From Code to Agents: Proactively Securing AI-Native Apps with Cursor and Snyk
Krysztof Huszcza
December 22, 2025
0 mins readThe rapid adoption of AI agents for development is creating a critical security gap. We are moving from predictable logic, deterministic code paths, and human-driven workflows to non-deterministic agents that reason, plan, and act autonomously using large language models across the broader software development lifecycle. As enterprises adopt these autonomous AI agents, the core challenge isn’t just the new risks and attack vectors; it’s a loss of runtime control. These agents are now deciding which tools to call, what commands to execute, and automating how the data moves, all in real time.

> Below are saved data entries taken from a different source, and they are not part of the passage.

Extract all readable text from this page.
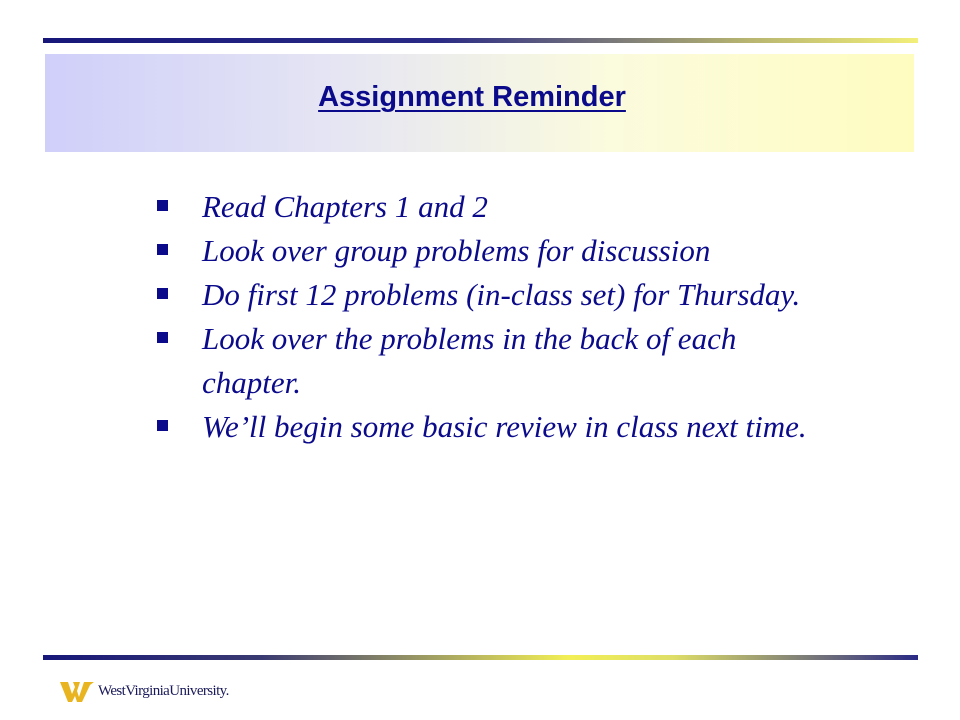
Assignment Reminder
Read Chapters 1 and 2
Look over group problems for discussion
Do first 12 problems (in-class set) for Thursday.
Look over the problems in the back of each chapter.
We’ll begin some basic review in class next time.
WestVirginiaUniversity.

This requires a new security guard at runtime and enforcement that can block unsafe tools, prevent data exfiltration, and uphold policy without slowing teams down. This marks a fundamentally new security territory for protecting autonomous behavior with runtime governance and enforcement beyond visibility alone.

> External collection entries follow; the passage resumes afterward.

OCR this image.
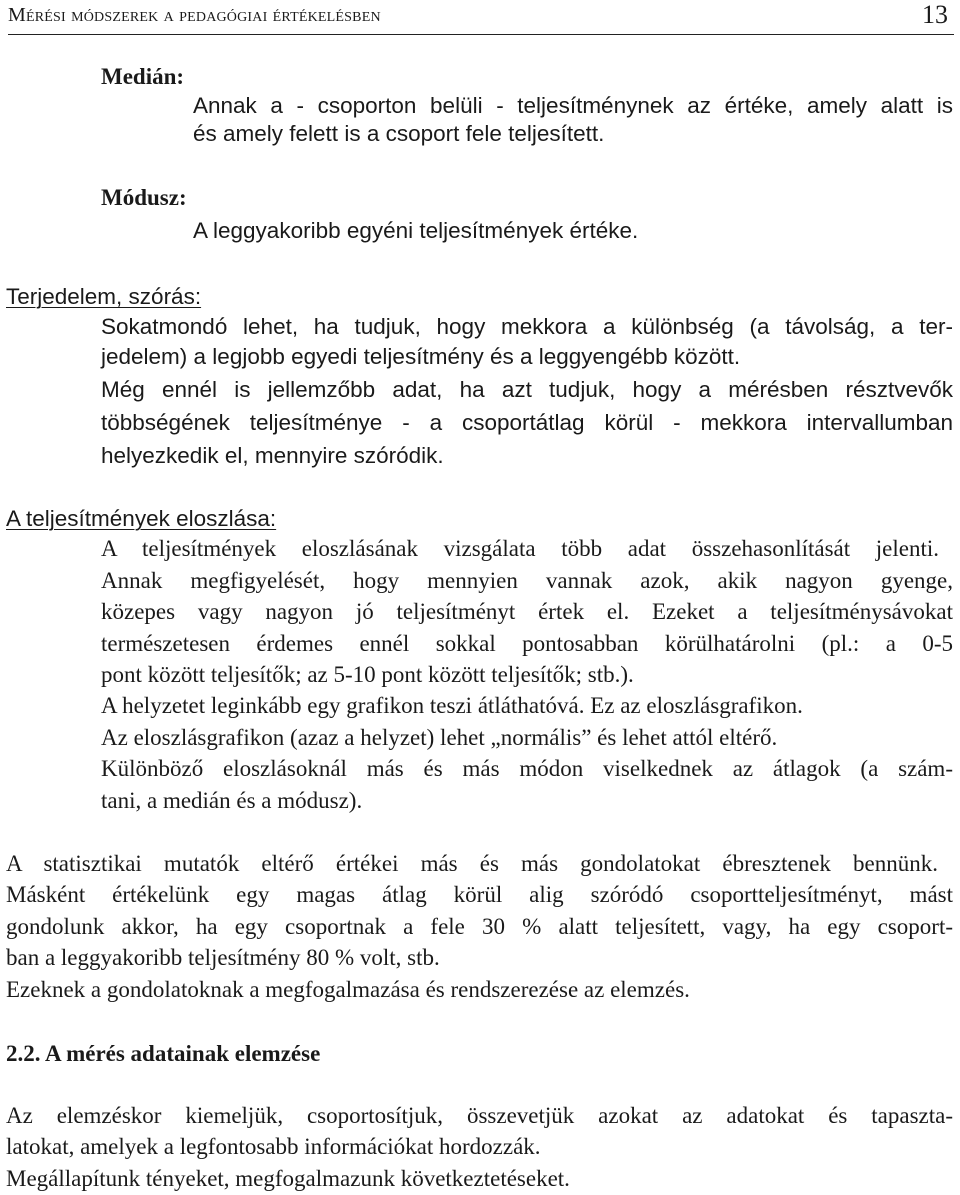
Mérési módszerek a pedagógiai értékelésben	13
Medián:
Annak a - csoporton belüli - teljesítménynek az értéke, amely alatt is
és amely felett is a csoport fele teljesített.
Módusz:
A leggyakoribb egyéni teljesítmények értéke.
Terjedelem, szórás:
Sokatmondó lehet, ha tudjuk, hogy mekkora a különbség (a távolság, a ter-
jedelem) a legjobb egyedi teljesítmény és a leggyengébb között.
Még ennél is jellemzőbb adat, ha azt tudjuk, hogy a mérésben résztvevők
többségének teljesítménye - a csoportátlag körül - mekkora intervallumban
helyezkedik el, mennyire szóródik.
A teljesítmények eloszlása:
A teljesítmények eloszlásának vizsgálata több adat összehasonlítását jelenti.
Annak megfigyelését, hogy mennyien vannak azok, akik nagyon gyenge,
közepes vagy nagyon jó teljesítményt értek el. Ezeket a teljesítménysávokat
természetesen érdemes ennél sokkal pontosabban körülhatárolni (pl.: a 0-5
pont között teljesítők; az 5-10 pont között teljesítők; stb.).
A helyzetet leginkább egy grafikon teszi átláthatóvá. Ez az eloszlásgrafikon.
Az eloszlásgrafikon (azaz a helyzet) lehet „normális” és lehet attól eltérő.
Különböző eloszlásoknál más és más módon viselkednek az átlagok (a szám-
tani, a medián és a módusz).
A statisztikai mutatók eltérő értékei más és más gondolatokat ébresztenek bennünk.
Másként értékelünk egy magas átlag körül alig szóródó csoportteljesítményt, mást
gondolunk akkor, ha egy csoportnak a fele 30 % alatt teljesített, vagy, ha egy csoport-
ban a leggyakoribb teljesítmény 80 % volt, stb.
Ezeknek a gondolatoknak a megfogalmazása és rendszerezése az elemzés.
2.2. A mérés adatainak elemzése
Az elemzéskor kiemeljük, csoportosítjuk, összevetjük azokat az adatokat és tapaszta-
latokat, amelyek a legfontosabb információkat hordozzák.
Megállapítunk tényeket, megfogalmazunk következtetéseket.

Developers rely on agents to manage increasingly complex codebases and dependencies, but two major risks remain unaddressed: First, the agent itself is built upon a hidden third-party software supply chain (MCP servers, libraries, models, and dependencies) that may contain serious security vulnerabilities. Second, the agent's ability to act autonomously at runtime (e.g., executing shell commands, calling APIs, or MCP Servers) introduces uncontrolled risks, often bypassing traditional security controls and leading to compliance violations or the exposure to sensitive data. This lack of visibility and control has left security teams behind and trying to catch up, so AI innovation can continue to flourish.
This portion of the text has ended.